“It is the farmers who need to be brought to the table before making any policy for them”: Ajay Vir Jakhar
The concluding session of the Rural Voice Agriculture Conclave and NEDAC Awards 2021 had “Enabling Policy Environment for Agriculture and Rural Sector” as its topic. Ajay Vir Jakhar, Chairman, Bharat Krishak Samaj, was one of the participants. Here is his take on policymaking for the farmers.
Ajay Vir Jakhar, Chairman, Bharat Krishak Samaj, shared his views in the session on “Enabling Policy Environment for Agriculture and Rural Sector” at the Rural Voice Agriculture Conclave and NEDAC Awards 2021 in New Delhi on December 23.
He started with memories of Chaudhary Charan Singh, a farmer leader and former Prime Minister of India. His birth anniversary is celebrated as Kisan Diwas (Farmers’ Day) and also happens to be the Foundation Day of Rural Voice. Jakhar said that Charan Singh never attended any Jat programme. And he got the college at Baraut, which had earlier been named after him, renamed.
The implication was that he did not confine himself to a particular caste. And this is a principle that needs to be borne in mind if the farmers’ lot is to be bettered. “The recent farmers’ movement was successful because it was above caste and religion,” said Jakhar.
“Countries like the US and China change their agricultural policies every four to five years,” Jakhar said. “But our country has just no policy. The policy changes if it rains. The policy changes if a famine occurs.”
Jakhar said that the country, therefore, needed an agricultural policy. But policies from foreign consultants like E&Y and Grant Thornton won’t help. These consultants may be consulted but they should not be policymakers.
Citing the example of Farmer Producer Organizations (FPOs), Jakhar said the FPO policy came two years ago. Now, it will have to be seen after five years how successful this policy is. “The mere implementing of a policy does not ensure its success.”
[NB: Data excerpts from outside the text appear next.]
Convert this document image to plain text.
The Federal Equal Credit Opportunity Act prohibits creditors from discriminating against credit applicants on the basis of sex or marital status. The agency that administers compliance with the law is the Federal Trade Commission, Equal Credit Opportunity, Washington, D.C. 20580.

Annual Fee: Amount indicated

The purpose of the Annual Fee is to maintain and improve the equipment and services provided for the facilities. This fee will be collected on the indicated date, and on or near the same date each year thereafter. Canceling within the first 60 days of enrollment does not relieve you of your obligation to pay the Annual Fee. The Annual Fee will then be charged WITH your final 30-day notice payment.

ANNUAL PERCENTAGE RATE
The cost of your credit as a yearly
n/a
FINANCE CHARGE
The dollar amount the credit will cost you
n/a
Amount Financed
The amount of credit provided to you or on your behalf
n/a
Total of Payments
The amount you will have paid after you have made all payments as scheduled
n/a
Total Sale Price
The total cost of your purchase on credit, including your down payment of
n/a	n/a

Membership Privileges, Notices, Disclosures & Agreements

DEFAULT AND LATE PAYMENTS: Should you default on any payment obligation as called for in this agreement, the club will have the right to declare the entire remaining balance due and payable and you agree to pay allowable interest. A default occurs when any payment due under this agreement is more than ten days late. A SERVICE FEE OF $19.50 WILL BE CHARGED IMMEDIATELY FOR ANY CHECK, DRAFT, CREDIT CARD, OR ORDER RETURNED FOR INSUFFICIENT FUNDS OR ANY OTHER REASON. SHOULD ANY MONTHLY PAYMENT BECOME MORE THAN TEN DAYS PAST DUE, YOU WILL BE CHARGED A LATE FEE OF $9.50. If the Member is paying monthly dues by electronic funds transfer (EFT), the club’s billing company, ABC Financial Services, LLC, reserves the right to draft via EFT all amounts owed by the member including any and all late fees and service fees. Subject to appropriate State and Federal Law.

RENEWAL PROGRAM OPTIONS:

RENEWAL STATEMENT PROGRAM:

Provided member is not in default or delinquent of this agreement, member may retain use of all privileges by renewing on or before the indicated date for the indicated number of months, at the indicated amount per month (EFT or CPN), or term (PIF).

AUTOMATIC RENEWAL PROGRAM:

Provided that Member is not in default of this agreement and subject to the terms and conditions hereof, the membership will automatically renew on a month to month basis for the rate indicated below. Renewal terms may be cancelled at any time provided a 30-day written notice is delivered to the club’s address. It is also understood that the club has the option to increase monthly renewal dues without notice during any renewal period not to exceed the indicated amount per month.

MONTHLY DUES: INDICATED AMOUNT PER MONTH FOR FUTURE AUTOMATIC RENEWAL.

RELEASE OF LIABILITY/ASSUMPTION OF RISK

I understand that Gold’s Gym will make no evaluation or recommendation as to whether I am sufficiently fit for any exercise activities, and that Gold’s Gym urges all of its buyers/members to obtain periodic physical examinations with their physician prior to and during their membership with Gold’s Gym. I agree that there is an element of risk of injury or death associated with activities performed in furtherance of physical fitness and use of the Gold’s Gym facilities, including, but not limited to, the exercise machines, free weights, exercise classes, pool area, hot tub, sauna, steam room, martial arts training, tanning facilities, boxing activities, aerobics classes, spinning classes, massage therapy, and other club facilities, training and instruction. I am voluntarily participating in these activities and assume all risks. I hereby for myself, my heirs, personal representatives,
Jakhar narrated the story of a nutrition expert and a marketing expert. Both of them were good persons with well-meaning intentions. The nutrition expert could make high-quality cattle feed. Assume that one of these experts is the central government and the other a state government. Both these experts together made a cattle feed which could sell like hotcakes and benefit cattle too. Being the world’s best and supported by top-class marketing, the cattle feed got sold fully on the very first day. But a month later, there were no repeat orders. Jakhar said the cattle in this story stand for the farmers.
In this way, said Jakhar, policies come and go but the farmers make little out of it. If at all the government wants farmers’ welfare, “it is the farmers who need to be brought to the table before making any policy for them. Only then you can make them benefit from the policy.”